Asie : croissance rapide, domination du Cabernet Sauvignon et essor des cépages autochtones chinois
La Chine, désormais second vignoble mondial en surface plantée (870 000 ha selon l’OIV), se démarque par la forte implantation du Cabernet Sauvignon, qui représente plus de 60 % des cépages destinés à la vinification.- Les infrastructures viticoles de provinces comme le Ningxia, le Shandong ou le Xinjiang misent sur l’assemblage à base de Cabernet, parfois associé au Merlot ou au Marselan (hybride franco-espagnol de plus en plus planté, avec près de 20 000 ha en 2024).
- L’essor de cépages autochtones chinois comme le Long Yan ou le Bai Xiangzi reste limité aux productions locales mais témoigne d’une dynamique d’appropriation viticole régionale.
En Japon, la spécialisation autour du Koshu (vitis vinifera) et l’extension de surfaces plantées en Muscat Bailey A illustrent la volonté d’associer tradition autochtone et recherche qualitative, même si le marché reste encore modeste en volume.

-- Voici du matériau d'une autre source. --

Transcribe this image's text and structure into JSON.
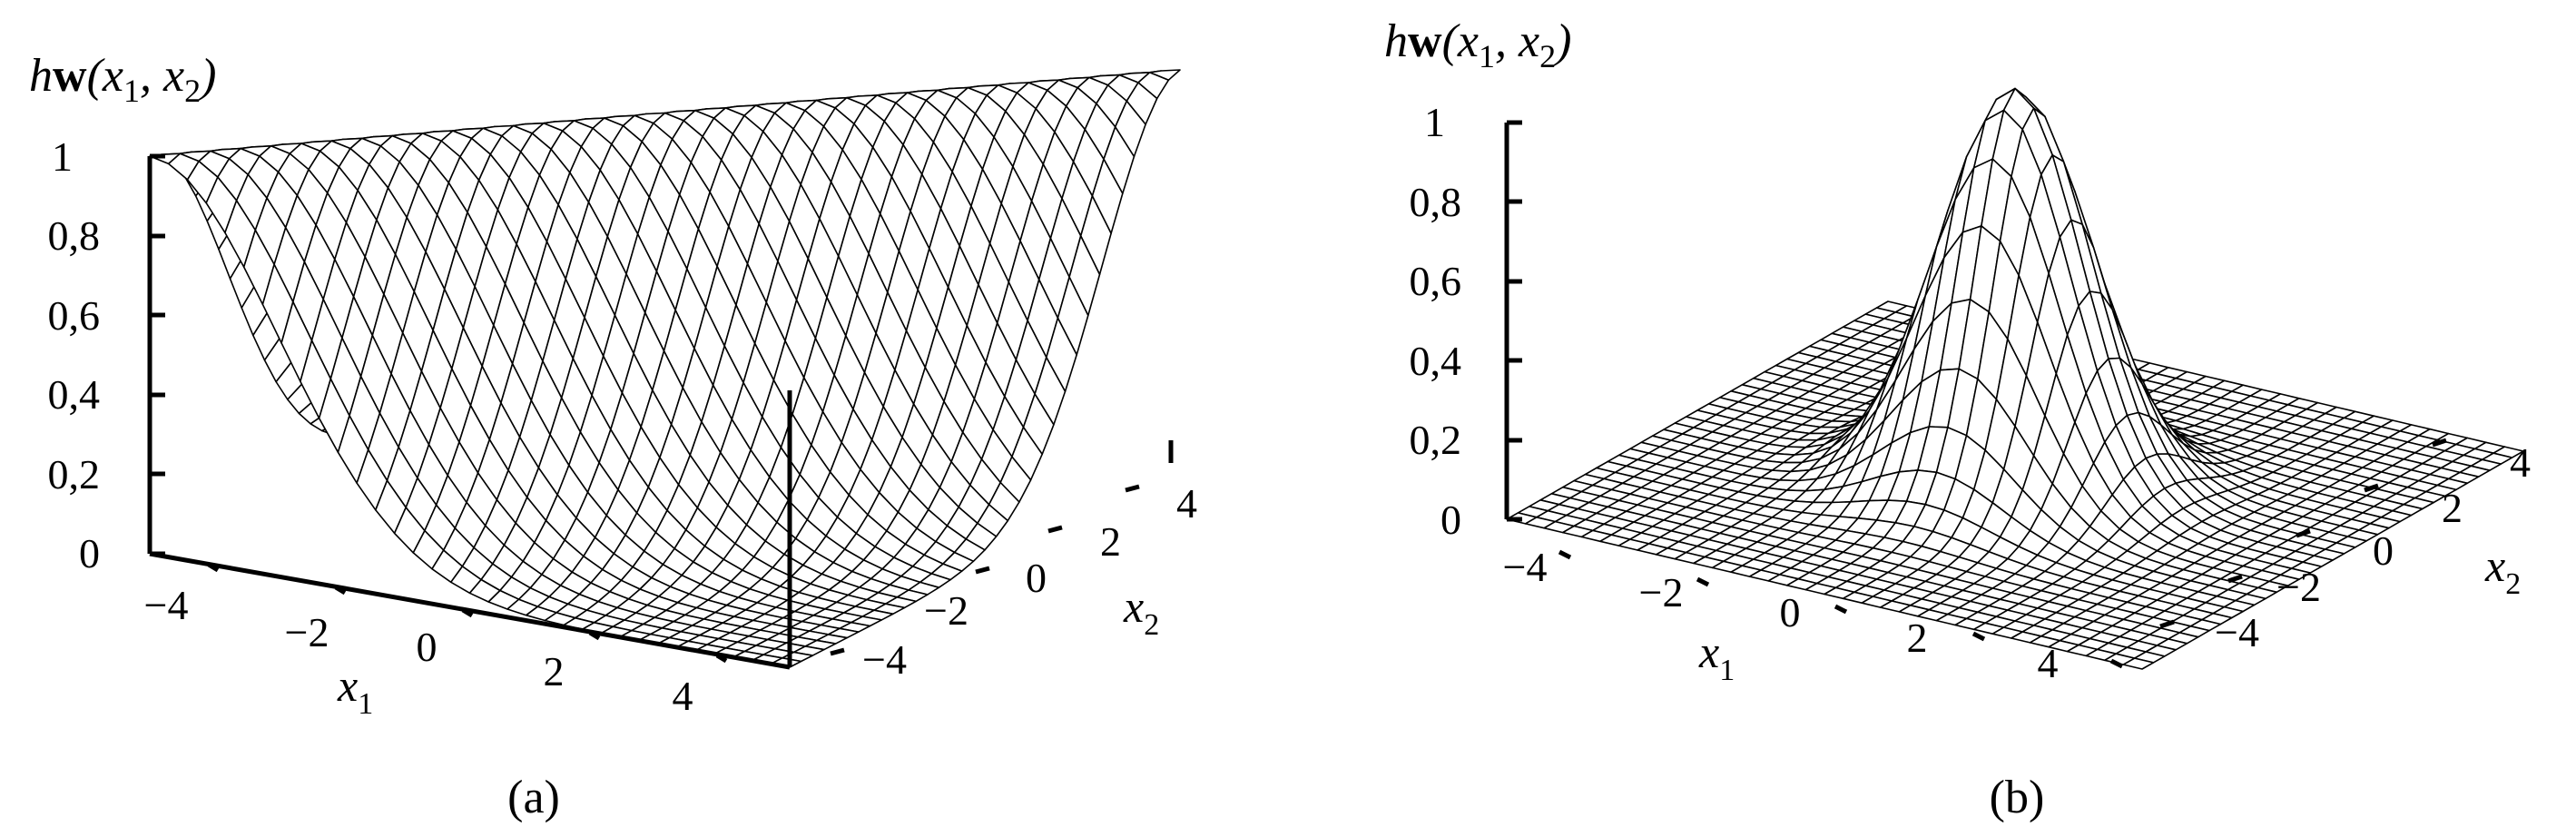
{
  "chart_data": [
    {
      "type": "surface",
      "panel": "a",
      "caption": "(a)",
      "zlabel": {
        "prefix": "h",
        "bold": "w",
        "args": "(x",
        "sub1": "1",
        "mid": ", x",
        "sub2": "2",
        "close": ")"
      },
      "xlabel": {
        "base": "x",
        "sub": "1"
      },
      "ylabel": {
        "base": "x",
        "sub": "2"
      },
      "x_ticks": [
        "−4",
        "−2",
        "0",
        "2",
        "4"
      ],
      "y_ticks": [
        "−4",
        "−2",
        "0",
        "2",
        "4"
      ],
      "z_ticks": [
        "0",
        "0,2",
        "0,4",
        "0,6",
        "0,8",
        "1"
      ],
      "x_range": [
        -5,
        5
      ],
      "y_range": [
        -5,
        5
      ],
      "z_range": [
        0,
        1
      ],
      "shape": "ridge"
    },
    {
      "type": "surface",
      "panel": "b",
      "caption": "(b)",
      "zlabel": {
        "prefix": "h",
        "bold": "w",
        "args": "(x",
        "sub1": "1",
        "mid": ", x",
        "sub2": "2",
        "close": ")"
      },
      "xlabel": {
        "base": "x",
        "sub": "1"
      },
      "ylabel": {
        "base": "x",
        "sub": "2"
      },
      "x_ticks": [
        "−4",
        "−2",
        "0",
        "2",
        "4"
      ],
      "y_ticks": [
        "−4",
        "−2",
        "0",
        "2",
        "4"
      ],
      "z_ticks": [
        "0",
        "0,2",
        "0,4",
        "0,6",
        "0,8",
        "1"
      ],
      "x_range": [
        -5,
        5
      ],
      "y_range": [
        -5,
        5
      ],
      "z_range": [
        0,
        1
      ],
      "shape": "bump"
    }
  ]
}
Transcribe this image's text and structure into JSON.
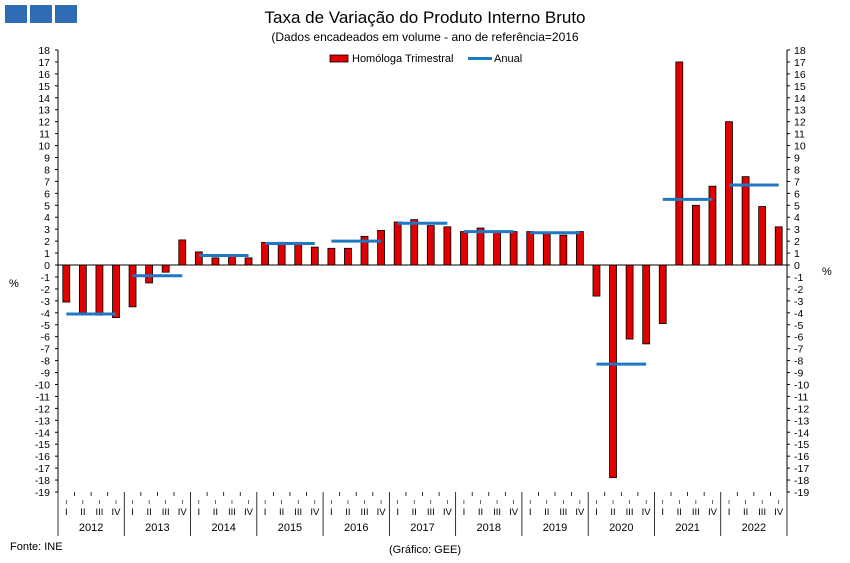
{
  "header": {
    "title": "Taxa de Variação do Produto Interno Bruto",
    "subtitle": "(Dados encadeados em volume  - ano de referência=2016"
  },
  "footer": {
    "source": "Fonte: INE",
    "credit": "(Gráfico: GEE)"
  },
  "colors": {
    "bar_fill": "#e00000",
    "bar_stroke": "#000000",
    "line": "#1f78c1",
    "logo": "#2e6db3"
  },
  "chart_data": {
    "type": "bar",
    "ylim": [
      -19,
      18
    ],
    "ylabel_left": "%",
    "ylabel_right": "%",
    "grid": false,
    "legend": {
      "placement": "top-center",
      "entries": [
        "Homóloga Trimestral",
        "Anual"
      ]
    },
    "years": [
      "2012",
      "2013",
      "2014",
      "2015",
      "2016",
      "2017",
      "2018",
      "2019",
      "2020",
      "2021",
      "2022"
    ],
    "quarter_labels": [
      "I",
      "II",
      "III",
      "IV"
    ],
    "series": [
      {
        "name": "Homóloga Trimestral",
        "kind": "bar",
        "values": [
          -3.1,
          -4.0,
          -4.2,
          -4.4,
          -3.5,
          -1.5,
          -0.6,
          2.1,
          1.1,
          0.6,
          0.8,
          0.6,
          1.9,
          1.9,
          1.9,
          1.5,
          1.4,
          1.4,
          2.4,
          2.9,
          3.6,
          3.8,
          3.3,
          3.2,
          2.8,
          3.1,
          2.8,
          2.8,
          2.8,
          2.6,
          2.5,
          2.8,
          -2.6,
          -17.8,
          -6.2,
          -6.6,
          -4.9,
          17.0,
          5.0,
          6.6,
          12.0,
          7.4,
          4.9,
          3.2
        ]
      },
      {
        "name": "Anual",
        "kind": "step-line",
        "values": [
          -4.1,
          -0.9,
          0.8,
          1.8,
          2.0,
          3.5,
          2.8,
          2.7,
          -8.3,
          5.5,
          6.7
        ]
      }
    ]
  }
}
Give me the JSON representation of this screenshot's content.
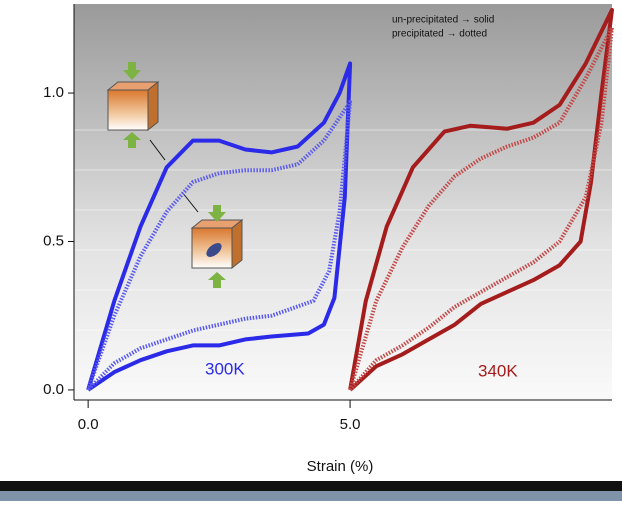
{
  "chart_data": {
    "type": "line",
    "xlabel": "Strain (%)",
    "xlim": [
      -0.27,
      10
    ],
    "ylim": [
      -0.034,
      1.3
    ],
    "xticks": [
      {
        "value": 0,
        "label": "0.0"
      },
      {
        "value": 5,
        "label": "5.0"
      }
    ],
    "yticks": [
      {
        "value": 0,
        "label": "0.0"
      },
      0.5,
      {
        "value": 1,
        "label": "1.0"
      }
    ],
    "annotations": [
      "un-precipitated → solid",
      "precipitated → dotted",
      "300K",
      "340K"
    ],
    "series": [
      {
        "color": "#2a2ae8",
        "dotted": false,
        "x": [
          0,
          0.5,
          1,
          1.5,
          2,
          2.5,
          3,
          3.5,
          4,
          4.5,
          4.8,
          5,
          4.9,
          4.7,
          4.5,
          4.2,
          3.5,
          3,
          2.5,
          2,
          1.5,
          1,
          0.5,
          0
        ],
        "values": [
          0,
          0.3,
          0.55,
          0.75,
          0.84,
          0.84,
          0.81,
          0.8,
          0.82,
          0.9,
          1,
          1.1,
          0.65,
          0.31,
          0.22,
          0.19,
          0.18,
          0.17,
          0.15,
          0.15,
          0.13,
          0.1,
          0.06,
          0
        ]
      },
      {
        "color": "#5a5af0",
        "dotted": true,
        "x": [
          0,
          0.5,
          1,
          1.5,
          2,
          2.5,
          3,
          3.5,
          4,
          4.5,
          5,
          4.8,
          4.6,
          4.3,
          3.5,
          3,
          2.5,
          2,
          1.5,
          1,
          0.5,
          0
        ],
        "values": [
          0,
          0.25,
          0.45,
          0.6,
          0.7,
          0.73,
          0.74,
          0.74,
          0.76,
          0.84,
          0.97,
          0.6,
          0.4,
          0.3,
          0.25,
          0.24,
          0.22,
          0.2,
          0.17,
          0.14,
          0.09,
          0
        ]
      },
      {
        "color": "#a51c1c",
        "dotted": false,
        "x": [
          5,
          5.3,
          5.7,
          6.2,
          6.8,
          7.3,
          8,
          8.5,
          9,
          9.5,
          10,
          9.8,
          9.6,
          9.4,
          9,
          8.5,
          8,
          7.5,
          7,
          6.5,
          6,
          5.5,
          5
        ],
        "values": [
          0,
          0.3,
          0.55,
          0.75,
          0.87,
          0.89,
          0.88,
          0.9,
          0.96,
          1.1,
          1.28,
          1,
          0.7,
          0.5,
          0.42,
          0.37,
          0.33,
          0.29,
          0.22,
          0.17,
          0.12,
          0.08,
          0
        ]
      },
      {
        "color": "#c44848",
        "dotted": true,
        "x": [
          5,
          5.5,
          6,
          6.5,
          7,
          7.5,
          8,
          8.5,
          9,
          9.5,
          10,
          9.8,
          9.5,
          9,
          8.5,
          8,
          7.5,
          7,
          6.5,
          6,
          5.5,
          5
        ],
        "values": [
          0,
          0.3,
          0.48,
          0.62,
          0.72,
          0.78,
          0.82,
          0.85,
          0.9,
          1.05,
          1.22,
          0.9,
          0.65,
          0.5,
          0.43,
          0.38,
          0.33,
          0.28,
          0.21,
          0.15,
          0.1,
          0
        ]
      }
    ]
  }
}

Océanie : le succès du Syrah/Shiraz et l’ouverture vers des cépages adaptés au climat sec
L’Océanie se distingue par une forte orientation vers les cépages internationaux, sous l’influence de la demande d’exportation et du climat.- En Australie, le Syrah/Shiraz est le cépage le plus planté (près de 40 000 ha), devant le Chardonnay (27 000 ha) et le Cabernet Sauvignon (25 000 ha).
- La Nouvelle-Zélande se singularise par la prépondérance du Sauvignon blanc (25 000 ha, soit près de 70 % du vignoble néo-zélandais), concentré dans la région de Marlborough.
- On note également des essais récents sur des cépages méditerranéens (Grenache, Mourvèdre, Vermentino) pour répondre à l’augmentation du déficit hydrique et aux risques liés au réchauffement climatique.
Afrique : le Chenin blanc sud-africain, un patrimoine préservé
L’Afrique du Sud occupe une place à part avec son ancienneté viticole sur le continent.- Le Chenin blanc, implanté depuis le XVIIe siècle, demeure le cépage dominant (environ 16 000 ha), soit la moitié des surfaces mondiales de ce cépage.
- Le Cabernet Sauvignon, le Shiraz et le Pinotage (croisement autochtone de Pinot noir et Cinsaut) complètent le paysage, mais dépassent rarement 10 000 ha chacun.
- L’adaptation aux contraintes climatiques pousse certains producteurs (par exemple dans la région de Swartland) à diversifier avec des cépages résistants à la sécheresse comme le Grenache ou le Mourvèdre.
En Afrique du Nord (notamment au Maroc et en Tunisie), on observe une progression des plantations de Carignan et de Syrah pour l’exportation, au détriment de cépages locaux qui tendent à disparaître.
Quelles évolutions récentes ? Nouvelles tendances et facteurs déterminants
- Internationalisation des cépages : La part des dix premiers cépages dans la surface mondiale n’a jamais été aussi élevée (plus de 38 %), en raison de la standardisation des pratiques et de la demande internationale (source : OIV, Statistiques 2023).
- Effet du changement climatique : Le choix des nouveaux cépages plantés prend en compte la tolérance à la sécheresse, aux maladies et la capacité de mûrissement tardif (ex : Marselan en Chine, cépages méditerranéens en France ou en Australie).
- Revalorisation de la diversité génétique : Malgré la domination de quelques variétés, de nombreux programmes (France, Italie, Espagne) encouragent la réintroduction de cépages anciens ou l’expérimentation de nouvelles variétés hybrides et résistantes.
Enfin, l’essor de la viticulture biologique modifie la donne : certains cépages naturellement résistants progressent (jachère partielle au pro de l’Artaban ou du Cabernet Jura dans certaines appellations françaises, selon l’Agence Bio 2022).